Update a table based upon CTE data

Question

Update a table based upon CTE data

MyDoggieJessie

SSC-Forever

Points: 44484
More actions
February 7, 2013 at 10:52 am

#273913

I've been playing around with CTE's and when I run the code below it executes instantaneously.; WITH PaymentsTxn AS (
SELECT DISTINCT TranID, PMTPaymentType
FROM
[NAS2-DBR].COREISSUE.dbo.payments WITH (READUNCOMMITTED)
WHERE
FleetNumber IN (SELECT FleetNumber FROM dbo.etl_txn_Accounts)
AND TranID IS NOT NULL
)
, Txn AS (
SELECT ROW_NUMBER() OVER(ORDER BY TranID) AS TxnID, TranID
FROM dbo.etl_txn_Staging1
WHERE
tranid IN (SELECT tranid FROM PaymentsTxn)
)
SELECT * FROM Txn The IO stats are as follows:
Table 'Worktable'. Scan count 0, logical reads 0, physical reads 0, read-ahead reads 0, lob logical reads 0, lob physical reads 0, lob read-ahead reads 0.
Table 'etl_txn_Staging1'. Scan count 1, logical reads 5728, physical reads 0, read-ahead reads 0, lob logical reads 0, lob physical reads 0, lob read-ahead reads 0.
Table 'etl_txn_Accounts'. Scan count 1, logical reads 32, physical reads 0, read-ahead reads 0, lob logical reads 0, lob physical reads 0, lob read-ahead reads 0.
Impressive and I like it 🙂 See attached execution plan "SSC_CTESelectExample"
When I go to actually use the data from the CTE's and issue an UPDATE using data from it, it takes nearly 3 minutes to run and returns millions of logical reads.
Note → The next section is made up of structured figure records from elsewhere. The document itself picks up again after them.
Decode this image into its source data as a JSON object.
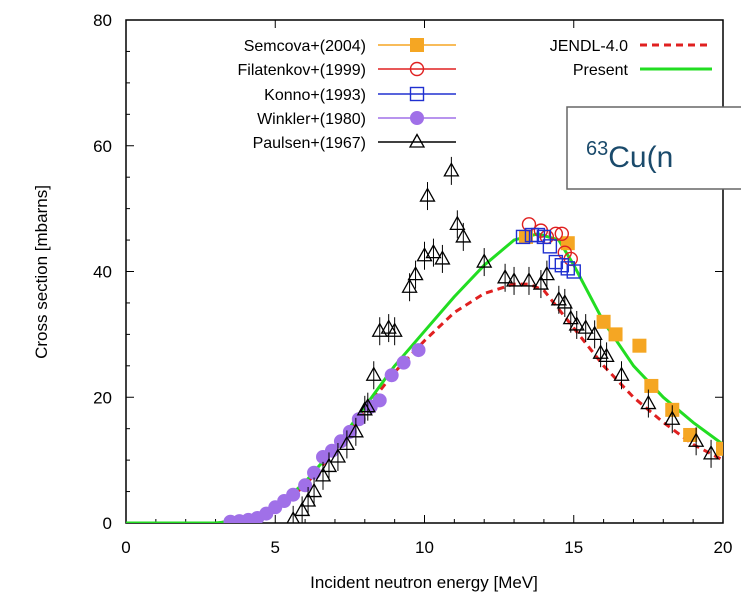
{
  "chart_data": {
    "type": "scatter",
    "title": "",
    "xlabel": "Incident neutron energy [MeV]",
    "ylabel": "Cross section [mbarns]",
    "xlim": [
      0,
      20
    ],
    "ylim": [
      0,
      80
    ],
    "x_ticks": [
      "0",
      "5",
      "10",
      "15",
      "20"
    ],
    "y_ticks": [
      "0",
      "20",
      "40",
      "60",
      "80"
    ],
    "grid": false,
    "legend_placement": "top",
    "annotation": {
      "sup": "63",
      "text": "Cu(n"
    },
    "series": [
      {
        "name": "Semcova+(2004)",
        "kind": "points",
        "marker": "square-filled",
        "color": "#f5a623",
        "points": [
          [
            13.4,
            45.5
          ],
          [
            14.8,
            44.5
          ],
          [
            16.0,
            32.0
          ],
          [
            16.4,
            30.0
          ],
          [
            17.2,
            28.2
          ],
          [
            17.6,
            21.8
          ],
          [
            18.3,
            18.0
          ],
          [
            18.9,
            14.0
          ],
          [
            20.0,
            11.8
          ]
        ]
      },
      {
        "name": "Filatenkov+(1999)",
        "kind": "points",
        "marker": "circle-open",
        "color": "#e02020",
        "points": [
          [
            13.5,
            47.5
          ],
          [
            13.9,
            46.5
          ],
          [
            14.1,
            45.5
          ],
          [
            14.4,
            46.0
          ],
          [
            14.6,
            46.0
          ],
          [
            14.7,
            43.0
          ],
          [
            14.9,
            42.0
          ]
        ]
      },
      {
        "name": "Konno+(1993)",
        "kind": "points",
        "marker": "square-open",
        "color": "#2030d0",
        "points": [
          [
            13.3,
            45.5
          ],
          [
            13.6,
            45.8
          ],
          [
            13.8,
            45.8
          ],
          [
            14.0,
            45.5
          ],
          [
            14.2,
            44.0
          ],
          [
            14.4,
            41.5
          ],
          [
            14.6,
            41.0
          ],
          [
            14.8,
            40.5
          ],
          [
            15.0,
            40.0
          ]
        ]
      },
      {
        "name": "Winkler+(1980)",
        "kind": "points",
        "marker": "circle-filled",
        "color": "#a070e8",
        "points": [
          [
            3.5,
            0.2
          ],
          [
            3.8,
            0.3
          ],
          [
            4.1,
            0.5
          ],
          [
            4.4,
            0.8
          ],
          [
            4.7,
            1.5
          ],
          [
            5.0,
            2.5
          ],
          [
            5.3,
            3.5
          ],
          [
            5.6,
            4.5
          ],
          [
            6.0,
            6.0
          ],
          [
            6.3,
            8.0
          ],
          [
            6.6,
            10.5
          ],
          [
            6.9,
            11.5
          ],
          [
            7.2,
            13.0
          ],
          [
            7.5,
            14.5
          ],
          [
            7.8,
            16.5
          ],
          [
            8.2,
            18.5
          ],
          [
            8.5,
            19.5
          ],
          [
            8.9,
            23.5
          ],
          [
            9.3,
            25.5
          ],
          [
            9.8,
            27.5
          ]
        ]
      },
      {
        "name": "Paulsen+(1967)",
        "kind": "points",
        "marker": "triangle-open",
        "color": "#000000",
        "points": [
          [
            5.6,
            0.5
          ],
          [
            5.9,
            2.0
          ],
          [
            6.1,
            3.5
          ],
          [
            6.3,
            5.0
          ],
          [
            6.6,
            7.5
          ],
          [
            6.8,
            9.0
          ],
          [
            7.1,
            10.5
          ],
          [
            7.4,
            12.5
          ],
          [
            7.7,
            14.5
          ],
          [
            8.0,
            18.0
          ],
          [
            8.1,
            18.5
          ],
          [
            8.3,
            23.5
          ],
          [
            8.5,
            30.5
          ],
          [
            8.8,
            31.0
          ],
          [
            9.0,
            30.5
          ],
          [
            9.5,
            37.5
          ],
          [
            9.7,
            39.5
          ],
          [
            10.0,
            42.5
          ],
          [
            10.1,
            52.0
          ],
          [
            10.3,
            43.0
          ],
          [
            10.6,
            42.0
          ],
          [
            10.9,
            56.0
          ],
          [
            11.1,
            47.5
          ],
          [
            11.3,
            45.5
          ],
          [
            12.0,
            41.5
          ],
          [
            12.7,
            39.0
          ],
          [
            13.0,
            38.5
          ],
          [
            13.5,
            38.5
          ],
          [
            13.9,
            38.0
          ],
          [
            14.1,
            39.5
          ],
          [
            14.5,
            35.5
          ],
          [
            14.7,
            35.0
          ],
          [
            14.9,
            32.5
          ],
          [
            15.1,
            31.5
          ],
          [
            15.4,
            31.0
          ],
          [
            15.7,
            30.0
          ],
          [
            15.9,
            27.0
          ],
          [
            16.1,
            26.5
          ],
          [
            16.6,
            23.5
          ],
          [
            17.5,
            19.0
          ],
          [
            18.3,
            16.5
          ],
          [
            19.1,
            13.0
          ],
          [
            19.6,
            11.0
          ]
        ]
      },
      {
        "name": "JENDL-4.0",
        "kind": "line",
        "style": "dashed",
        "color": "#e02020",
        "points": [
          [
            0,
            0
          ],
          [
            3,
            0
          ],
          [
            4,
            0.5
          ],
          [
            5,
            2
          ],
          [
            6,
            6
          ],
          [
            7,
            11.5
          ],
          [
            8,
            18
          ],
          [
            9,
            24
          ],
          [
            10,
            29
          ],
          [
            11,
            33.5
          ],
          [
            12,
            36.5
          ],
          [
            13,
            38
          ],
          [
            13.5,
            38
          ],
          [
            14,
            37
          ],
          [
            15,
            31
          ],
          [
            16,
            25
          ],
          [
            17,
            20
          ],
          [
            18,
            16
          ],
          [
            19,
            12.5
          ],
          [
            20,
            10
          ]
        ]
      },
      {
        "name": "Present",
        "kind": "line",
        "style": "solid",
        "color": "#22dd22",
        "points": [
          [
            0,
            0
          ],
          [
            3,
            0
          ],
          [
            4,
            0.5
          ],
          [
            5,
            2.3
          ],
          [
            6,
            6.5
          ],
          [
            7,
            12
          ],
          [
            8,
            18.5
          ],
          [
            9,
            25
          ],
          [
            10,
            30.5
          ],
          [
            11,
            36
          ],
          [
            12,
            41
          ],
          [
            13,
            45
          ],
          [
            13.8,
            46
          ],
          [
            14.5,
            45
          ],
          [
            15,
            41
          ],
          [
            16,
            32
          ],
          [
            17,
            25
          ],
          [
            18,
            20
          ],
          [
            19,
            16
          ],
          [
            20,
            12.5
          ]
        ]
      }
    ]
  }
}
Not so impressive 🙁 Here's the code:
; WITH PaymentsTxn AS (
SELECT DISTINCT TranID, PMTPaymentType
FROM
[NAS2-DBR].COREISSUE.dbo.payments WITH (READUNCOMMITTED)
WHERE
FleetNumber IN (SELECT FleetNumber FROM dbo.etl_txn_Accounts)
AND TranID IS NOT NULL
)
, Txn AS (
SELECT ROW_NUMBER() OVER(ORDER BY TranID) AS TxnID, TranID
FROM dbo.etl_txn_Staging1
WHERE
tranid IN (SELECT tranid FROM PaymentsTxn)
)
UPDATE
dbo.etl_txn_Staging1
SET
TxnFlag = CASE WHEN TxnFlag1 = '1' THEN 'E'
WHEN tranid IN (SELECT TranID FROM PaymentsTxn) THEN 'P'
ELSE COALESCE(TxnFlag1, 'M')
END
WHERE TxnFlag IS NULL The results from IO stats are below and the updated execution plan is attached "SSC_CTEUpdateExample". The table "ETL_TXN_Staging1" is a rather wide (175 columns) and does have some "small" non-clustered indexes on it (<20MB), as well as a 2 columned clustered index - again, this is small (700MB)
Table 'etl_txn_Staging1'. Scan count 2, logical reads 6999519, physical reads 0, read-ahead reads 10048, lob logical reads 0, lob physical reads 0, lob read-ahead reads 0.
Table 'Worktable'. Scan count 1, logical reads 1461317, physical reads 0, read-ahead reads 0, lob logical reads 0, lob physical reads 0, lob read-ahead reads 0.
Table 'etl_txn_Accounts'. Scan count 18, logical reads 36, physical reads 0, read-ahead reads 0, lob logical reads 0, lob physical reads 0, lob read-ahead reads 0.
There's about 500,000 records in the table. Even running a simple update takes over 10 secondsUPDATE etl_txn_Staging1 SET txnflag = NULL
My question is: Am I doing something wrong with the CTE in performing an update like this or would your suspicions tend to lean toward the performance issue being with the table being updated?
______________________________________________________________________________Never argue with an idiot; Theyll drag you down to their level and beat you with experience

Viewing 12 posts - 1 through 11 (of 11 total)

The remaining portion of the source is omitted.